Mureck will kein zweites Spielfeld werden

Zehntausende Migranten haben in den vergangenen Wochen die Grenzübergänge in Spielfeld und Bad Radkersburg passiert. Nun gibt es politische Pläne, den Flüchtlingsstrom künftig auch über die Murbrücke in Mureck zu lenken. In der Region ist man über diesen Vorschlag alles anders als begeistert.

Der Grenzübergang Mureck soll dritter steirischer "Flüchtlings-Hotspot" werden: Diese Idee stammt von der Bundes-SPÖ (wir berichteten). Parteikollege und Bürgermeister Anton Vukan kann dem Vorschlag wenig abgewinnen: "Beim Grenzübergang ist es räumlich äußerst eng. Auf slowenischer Seite gibt es keine Wiese, auf der die Menschen warten können.

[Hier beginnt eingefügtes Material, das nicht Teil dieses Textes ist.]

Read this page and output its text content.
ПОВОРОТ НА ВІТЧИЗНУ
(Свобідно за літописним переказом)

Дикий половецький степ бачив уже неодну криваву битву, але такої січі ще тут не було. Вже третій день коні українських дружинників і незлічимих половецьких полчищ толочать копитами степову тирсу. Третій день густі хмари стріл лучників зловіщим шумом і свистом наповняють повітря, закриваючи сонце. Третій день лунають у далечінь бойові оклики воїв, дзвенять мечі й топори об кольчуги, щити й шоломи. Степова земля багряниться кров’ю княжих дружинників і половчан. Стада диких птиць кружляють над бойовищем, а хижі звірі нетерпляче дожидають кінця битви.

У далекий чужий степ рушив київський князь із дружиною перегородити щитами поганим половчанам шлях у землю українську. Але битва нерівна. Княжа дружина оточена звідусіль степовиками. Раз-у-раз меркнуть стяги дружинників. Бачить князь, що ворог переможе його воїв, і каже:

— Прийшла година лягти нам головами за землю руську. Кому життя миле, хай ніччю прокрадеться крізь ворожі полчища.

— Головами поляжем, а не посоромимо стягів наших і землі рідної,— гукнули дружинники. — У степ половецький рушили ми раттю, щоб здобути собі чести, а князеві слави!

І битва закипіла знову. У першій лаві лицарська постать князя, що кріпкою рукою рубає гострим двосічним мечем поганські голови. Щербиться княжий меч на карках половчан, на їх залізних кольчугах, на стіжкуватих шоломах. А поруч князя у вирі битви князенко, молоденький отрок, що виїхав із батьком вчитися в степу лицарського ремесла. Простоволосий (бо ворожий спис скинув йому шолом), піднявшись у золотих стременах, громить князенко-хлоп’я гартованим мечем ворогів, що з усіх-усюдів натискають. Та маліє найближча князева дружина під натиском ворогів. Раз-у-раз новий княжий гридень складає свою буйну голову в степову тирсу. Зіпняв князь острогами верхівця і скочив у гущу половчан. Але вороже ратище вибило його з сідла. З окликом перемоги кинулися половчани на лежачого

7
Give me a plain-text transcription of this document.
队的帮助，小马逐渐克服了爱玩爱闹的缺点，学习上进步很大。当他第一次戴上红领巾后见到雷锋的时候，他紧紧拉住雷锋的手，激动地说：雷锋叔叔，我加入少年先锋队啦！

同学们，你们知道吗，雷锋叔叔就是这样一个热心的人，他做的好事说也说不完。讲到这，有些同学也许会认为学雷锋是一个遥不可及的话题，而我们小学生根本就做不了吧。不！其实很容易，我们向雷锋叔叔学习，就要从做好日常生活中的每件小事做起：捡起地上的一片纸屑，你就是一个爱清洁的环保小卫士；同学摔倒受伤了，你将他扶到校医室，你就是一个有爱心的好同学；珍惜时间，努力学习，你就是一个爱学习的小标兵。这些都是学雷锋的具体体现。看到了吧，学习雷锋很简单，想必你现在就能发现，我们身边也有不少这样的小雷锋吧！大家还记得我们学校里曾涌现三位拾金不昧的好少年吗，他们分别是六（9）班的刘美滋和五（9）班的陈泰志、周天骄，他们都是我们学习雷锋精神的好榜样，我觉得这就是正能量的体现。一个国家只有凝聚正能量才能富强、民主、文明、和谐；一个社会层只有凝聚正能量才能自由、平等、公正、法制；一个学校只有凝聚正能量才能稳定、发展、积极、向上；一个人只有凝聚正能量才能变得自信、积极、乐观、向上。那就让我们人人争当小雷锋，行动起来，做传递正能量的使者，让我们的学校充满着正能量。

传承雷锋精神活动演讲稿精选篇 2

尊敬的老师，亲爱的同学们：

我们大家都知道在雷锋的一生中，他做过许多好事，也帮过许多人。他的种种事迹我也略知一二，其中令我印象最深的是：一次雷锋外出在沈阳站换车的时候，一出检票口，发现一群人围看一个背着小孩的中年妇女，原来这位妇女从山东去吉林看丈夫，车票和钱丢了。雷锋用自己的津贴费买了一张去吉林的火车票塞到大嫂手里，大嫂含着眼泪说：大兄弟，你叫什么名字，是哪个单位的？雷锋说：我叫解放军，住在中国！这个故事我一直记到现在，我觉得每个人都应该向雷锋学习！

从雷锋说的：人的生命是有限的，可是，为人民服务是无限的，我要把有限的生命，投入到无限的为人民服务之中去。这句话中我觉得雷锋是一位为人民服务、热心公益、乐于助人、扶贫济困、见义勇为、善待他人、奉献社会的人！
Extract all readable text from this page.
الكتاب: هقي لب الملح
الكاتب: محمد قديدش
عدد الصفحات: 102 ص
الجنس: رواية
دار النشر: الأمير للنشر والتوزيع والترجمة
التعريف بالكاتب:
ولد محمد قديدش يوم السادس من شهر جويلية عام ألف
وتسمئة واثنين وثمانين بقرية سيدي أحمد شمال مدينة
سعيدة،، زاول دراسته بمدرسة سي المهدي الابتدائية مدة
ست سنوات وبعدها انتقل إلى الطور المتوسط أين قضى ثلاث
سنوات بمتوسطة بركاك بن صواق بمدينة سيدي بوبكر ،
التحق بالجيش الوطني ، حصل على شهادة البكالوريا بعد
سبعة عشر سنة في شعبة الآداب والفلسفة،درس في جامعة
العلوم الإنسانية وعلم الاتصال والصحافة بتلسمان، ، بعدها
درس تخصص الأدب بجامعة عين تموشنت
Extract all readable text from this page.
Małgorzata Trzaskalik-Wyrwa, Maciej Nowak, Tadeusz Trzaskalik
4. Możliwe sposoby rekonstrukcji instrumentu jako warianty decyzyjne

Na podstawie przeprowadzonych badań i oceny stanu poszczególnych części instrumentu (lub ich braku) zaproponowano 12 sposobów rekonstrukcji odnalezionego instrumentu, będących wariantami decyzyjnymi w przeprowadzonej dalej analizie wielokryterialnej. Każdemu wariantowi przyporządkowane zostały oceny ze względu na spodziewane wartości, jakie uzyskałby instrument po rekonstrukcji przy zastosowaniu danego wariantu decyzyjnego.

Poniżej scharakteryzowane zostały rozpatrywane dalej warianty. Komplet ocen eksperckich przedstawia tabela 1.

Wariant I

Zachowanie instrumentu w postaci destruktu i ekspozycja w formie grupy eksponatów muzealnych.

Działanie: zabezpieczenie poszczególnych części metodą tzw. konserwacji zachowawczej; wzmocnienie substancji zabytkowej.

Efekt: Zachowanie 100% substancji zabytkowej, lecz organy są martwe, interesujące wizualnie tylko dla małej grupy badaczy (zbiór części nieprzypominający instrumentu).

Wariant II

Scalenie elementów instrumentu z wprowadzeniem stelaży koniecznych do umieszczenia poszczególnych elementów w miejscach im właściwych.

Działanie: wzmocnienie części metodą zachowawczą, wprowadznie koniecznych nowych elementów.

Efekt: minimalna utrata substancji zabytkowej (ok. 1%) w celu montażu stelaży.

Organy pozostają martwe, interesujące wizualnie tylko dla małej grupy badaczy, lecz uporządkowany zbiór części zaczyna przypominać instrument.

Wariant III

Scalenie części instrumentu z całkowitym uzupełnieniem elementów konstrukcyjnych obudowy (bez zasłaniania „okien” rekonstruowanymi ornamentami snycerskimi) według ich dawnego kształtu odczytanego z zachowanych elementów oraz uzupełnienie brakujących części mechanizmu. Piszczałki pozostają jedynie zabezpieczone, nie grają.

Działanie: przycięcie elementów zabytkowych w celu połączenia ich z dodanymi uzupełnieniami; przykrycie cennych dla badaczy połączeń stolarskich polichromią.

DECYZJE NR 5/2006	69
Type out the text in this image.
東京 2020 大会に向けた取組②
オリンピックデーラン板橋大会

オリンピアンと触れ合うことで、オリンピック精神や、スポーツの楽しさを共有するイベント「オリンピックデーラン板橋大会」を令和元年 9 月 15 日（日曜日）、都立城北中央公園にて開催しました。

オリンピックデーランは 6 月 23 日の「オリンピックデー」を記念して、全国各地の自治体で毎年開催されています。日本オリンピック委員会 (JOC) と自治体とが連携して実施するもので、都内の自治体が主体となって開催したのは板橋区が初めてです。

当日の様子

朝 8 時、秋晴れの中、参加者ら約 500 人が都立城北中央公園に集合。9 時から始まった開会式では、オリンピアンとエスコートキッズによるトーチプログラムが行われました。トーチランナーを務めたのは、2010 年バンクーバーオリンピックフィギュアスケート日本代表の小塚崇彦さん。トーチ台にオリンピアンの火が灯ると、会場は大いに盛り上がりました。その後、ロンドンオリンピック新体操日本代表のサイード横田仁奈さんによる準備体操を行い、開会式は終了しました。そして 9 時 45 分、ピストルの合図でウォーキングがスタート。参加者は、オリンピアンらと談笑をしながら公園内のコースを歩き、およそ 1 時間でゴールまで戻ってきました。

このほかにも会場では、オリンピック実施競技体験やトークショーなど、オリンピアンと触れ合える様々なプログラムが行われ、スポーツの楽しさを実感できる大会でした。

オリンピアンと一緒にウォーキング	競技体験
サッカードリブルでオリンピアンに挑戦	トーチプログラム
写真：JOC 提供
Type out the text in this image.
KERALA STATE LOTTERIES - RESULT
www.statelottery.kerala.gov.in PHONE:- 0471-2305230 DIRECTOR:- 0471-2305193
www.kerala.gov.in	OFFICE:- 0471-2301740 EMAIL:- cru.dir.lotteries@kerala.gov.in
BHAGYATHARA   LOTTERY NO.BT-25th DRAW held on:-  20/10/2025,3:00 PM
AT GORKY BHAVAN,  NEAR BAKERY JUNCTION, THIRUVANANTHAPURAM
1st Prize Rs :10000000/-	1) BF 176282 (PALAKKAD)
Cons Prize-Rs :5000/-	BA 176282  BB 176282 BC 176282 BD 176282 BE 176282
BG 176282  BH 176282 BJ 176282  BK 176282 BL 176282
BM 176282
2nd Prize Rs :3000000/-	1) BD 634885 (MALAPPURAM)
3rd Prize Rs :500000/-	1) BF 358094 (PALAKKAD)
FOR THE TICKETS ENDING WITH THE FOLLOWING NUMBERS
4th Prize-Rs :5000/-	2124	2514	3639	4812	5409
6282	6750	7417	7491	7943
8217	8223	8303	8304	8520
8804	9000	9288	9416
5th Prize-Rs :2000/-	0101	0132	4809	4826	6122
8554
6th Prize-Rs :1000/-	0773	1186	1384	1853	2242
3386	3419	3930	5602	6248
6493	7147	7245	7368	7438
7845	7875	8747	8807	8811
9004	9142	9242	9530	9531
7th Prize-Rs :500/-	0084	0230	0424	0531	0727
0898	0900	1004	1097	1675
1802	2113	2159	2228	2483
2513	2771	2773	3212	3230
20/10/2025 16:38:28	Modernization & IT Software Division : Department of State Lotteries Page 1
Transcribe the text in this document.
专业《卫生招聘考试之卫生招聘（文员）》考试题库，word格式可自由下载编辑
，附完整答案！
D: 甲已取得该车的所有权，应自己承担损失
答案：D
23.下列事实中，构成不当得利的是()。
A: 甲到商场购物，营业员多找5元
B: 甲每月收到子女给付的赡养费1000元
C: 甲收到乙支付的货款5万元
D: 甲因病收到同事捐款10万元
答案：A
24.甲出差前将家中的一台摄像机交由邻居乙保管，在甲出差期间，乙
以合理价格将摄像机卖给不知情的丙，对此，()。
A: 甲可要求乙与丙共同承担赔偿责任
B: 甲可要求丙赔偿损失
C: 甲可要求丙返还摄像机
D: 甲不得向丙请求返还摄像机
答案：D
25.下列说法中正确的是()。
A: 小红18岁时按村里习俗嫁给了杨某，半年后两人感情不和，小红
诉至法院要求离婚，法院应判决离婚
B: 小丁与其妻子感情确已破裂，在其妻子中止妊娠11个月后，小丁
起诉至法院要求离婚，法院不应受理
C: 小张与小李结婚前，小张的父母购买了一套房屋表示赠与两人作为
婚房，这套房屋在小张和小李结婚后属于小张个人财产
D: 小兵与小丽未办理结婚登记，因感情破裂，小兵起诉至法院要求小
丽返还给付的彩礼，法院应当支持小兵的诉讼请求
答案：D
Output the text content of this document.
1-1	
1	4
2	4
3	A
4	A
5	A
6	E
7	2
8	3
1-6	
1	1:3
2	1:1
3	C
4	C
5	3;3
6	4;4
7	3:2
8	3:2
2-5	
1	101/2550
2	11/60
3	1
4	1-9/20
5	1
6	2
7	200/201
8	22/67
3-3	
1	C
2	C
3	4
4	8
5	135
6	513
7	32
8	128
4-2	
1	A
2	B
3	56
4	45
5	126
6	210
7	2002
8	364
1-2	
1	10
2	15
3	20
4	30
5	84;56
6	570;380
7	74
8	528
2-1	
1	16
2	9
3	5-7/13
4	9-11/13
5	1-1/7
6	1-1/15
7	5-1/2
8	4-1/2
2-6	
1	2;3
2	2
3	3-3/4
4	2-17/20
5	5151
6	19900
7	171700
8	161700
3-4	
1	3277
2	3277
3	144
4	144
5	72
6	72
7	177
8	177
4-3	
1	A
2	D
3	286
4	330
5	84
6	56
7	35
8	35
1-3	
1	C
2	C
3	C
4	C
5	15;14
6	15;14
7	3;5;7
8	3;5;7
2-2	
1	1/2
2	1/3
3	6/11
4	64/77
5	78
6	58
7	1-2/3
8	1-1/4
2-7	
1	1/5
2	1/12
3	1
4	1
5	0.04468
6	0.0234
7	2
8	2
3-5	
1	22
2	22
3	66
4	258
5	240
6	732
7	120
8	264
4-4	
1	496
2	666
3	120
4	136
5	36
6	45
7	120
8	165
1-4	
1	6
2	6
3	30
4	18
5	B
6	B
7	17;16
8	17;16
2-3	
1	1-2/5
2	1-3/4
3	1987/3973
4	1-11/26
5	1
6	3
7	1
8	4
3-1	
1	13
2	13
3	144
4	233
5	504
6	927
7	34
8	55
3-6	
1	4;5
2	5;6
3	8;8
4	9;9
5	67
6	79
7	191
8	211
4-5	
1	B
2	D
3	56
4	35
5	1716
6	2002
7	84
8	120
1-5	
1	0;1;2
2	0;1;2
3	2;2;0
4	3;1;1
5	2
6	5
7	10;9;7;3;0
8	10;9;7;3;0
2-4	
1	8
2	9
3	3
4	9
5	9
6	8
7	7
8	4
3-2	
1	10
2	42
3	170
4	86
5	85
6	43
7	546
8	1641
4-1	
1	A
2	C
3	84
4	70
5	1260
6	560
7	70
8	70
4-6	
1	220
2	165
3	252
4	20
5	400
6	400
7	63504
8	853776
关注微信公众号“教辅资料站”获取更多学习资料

Auch wir haben keine Unterbringungsmöglichkeit, es fängt gleich die Stadt an."

In den vergangenen Wochen haben nur vereinzelt Flüchtlinge über Mureck Österreich erreicht. Sie wurden sofort weitertransportiert. In einem Container machen zwei bis vier Polizisten 24-Stunden-Dienste.

Rotes Kreuz befürchtet Personalengpass
Auch der südoststeirische Bezirksrettungskommandant Simon Straßgürtl ist gegen eine "Öffnung" von Mureck: "In Bad Radkersburg schleusen wir bis zu 2200 Flüchtlinge am Tag durch. Hier funktioniert das Zusammenspiel mit Polizei und Bundesheer hervorragend. In dieser Qualität können wir sicherlich keinen zweite Stelle betreiben."

Eine Hürde wäre das Personal: In Bad Radkersburg arbeitet das Rote Kreuz fast ausschließlich mit freiwilligen Mitarbeitern, nur der Einsatzleiter ist ein Hauptberuflicher.